Here is my partial solution for Day 7. I've got to the point where it parses the input, and passes all my tests. I shouldn't have too much trouble implementing the next bit, but I would like to make my. parsing more reliable. At the moment I have to manually append a newline character to the end of the input to make it work properly. I've really had a lot of trouble trying to figure out how to skip
and ingore
something. Basically I want to consume/chomp a newline character if it's there, but if it's not then be happy. I could write something using buildPrimitiveParser
maybe, but I'm not sure how to get it to play nicely with the applicative API. Would really appreciate any assistance here. I'm definitely missing a trick on how const
and apply
work together here I think.
You may consider instead of saying that a line of input is valid if it ends in a newline, that your lines of input are valid if they are separated by newlines. for example: https://gist.github.com/ayazhafiz/f06a714f77a5736545c3b63fa942edf9#file-parser-roc-L152
Here's my Day 7. I feel like I should memoize the calculation but computers are fast.
Here is my completed Day 7. That was more of a challenge.
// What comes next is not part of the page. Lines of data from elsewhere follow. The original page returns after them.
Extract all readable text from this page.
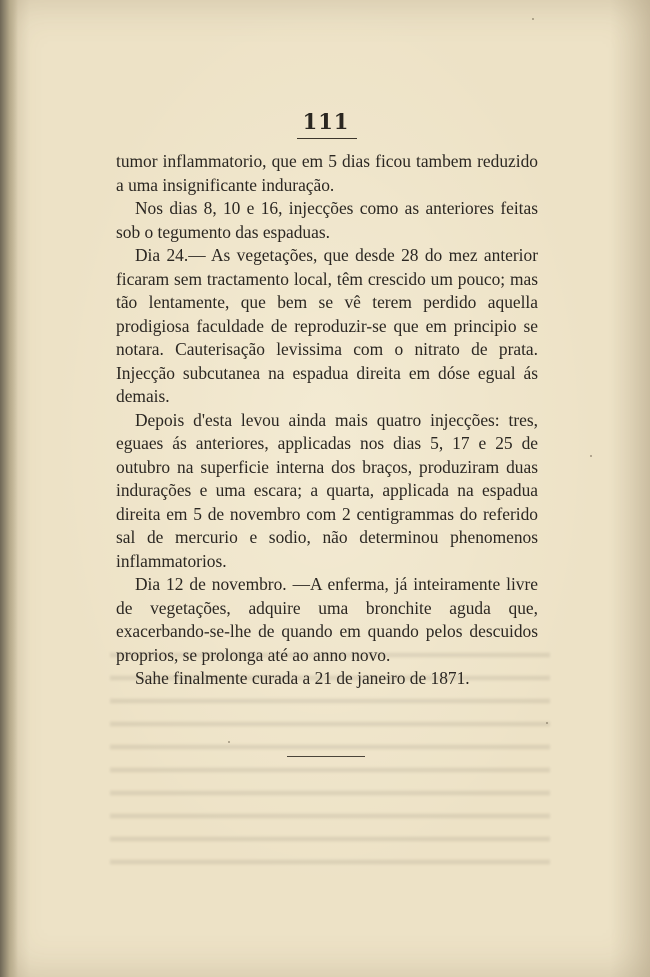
111

tumor inflammatorio, que em 5 dias ficou tambem reduzido a uma insignificante induração.

Nos dias 8, 10 e 16, injecções como as anteriores feitas sob o tegumento das espaduas.

Dia 24.— As vegetações, que desde 28 do mez anterior ficaram sem tractamento local, têm crescido um pouco; mas tão lentamente, que bem se vê terem perdido aquella prodigiosa faculdade de reproduzir-se que em principio se notara. Cauterisação levissima com o nitrato de prata. Injecção subcutanea na espadua direita em dóse egual ás demais.

Depois d'esta levou ainda mais quatro injecções: tres, eguaes ás anteriores, applicadas nos dias 5, 17 e 25 de outubro na superficie interna dos braços, produziram duas indurações e uma escara; a quarta, applicada na espadua direita em 5 de novembro com 2 centigrammas do referido sal de mercurio e sodio, não determinou phenomenos inflammatorios.

Dia 12 de novembro. —A enferma, já inteiramente livre de vegetações, adquire uma bronchite aguda que, exacerbando-se-lhe de quando em quando pelos descuidos proprios, se prolonga até ao anno novo.

Sahe finalmente curada a 21 de janeiro de 1871.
I had quite a few crashes and things to work around, and then plenty of minor logic bugs along the way. I also refactored along the way to significantly speed up the calculation so now it runs almost instantly. Pretty happy with the parsers and combinators too :big_smile:
I know it's probably not a fair comparison right now and the implementations are very different, but a bit of fun anyway... but I've been comparing the speed of my Day 7 with mates who wrote it in Rust. My Roc implementation is sitting at 33.7ms, verse Rust's 2.2ms to run the whole puzzle including reading the file so about 15x slower at the moment. I'm pretty impressed with this! I imagine there is a lot of things that can be optimised yet in basic-cli. :smiley:
I would love to see some flamegraphs of the 2 apps to know where the time is being spent.
My Roc implementation is sitting at 33.7ms, verse Rust's 2.2ms to run the whole puzzle including reading the file so about 15x slower at the moment
Is this with both compilers optimizing the code?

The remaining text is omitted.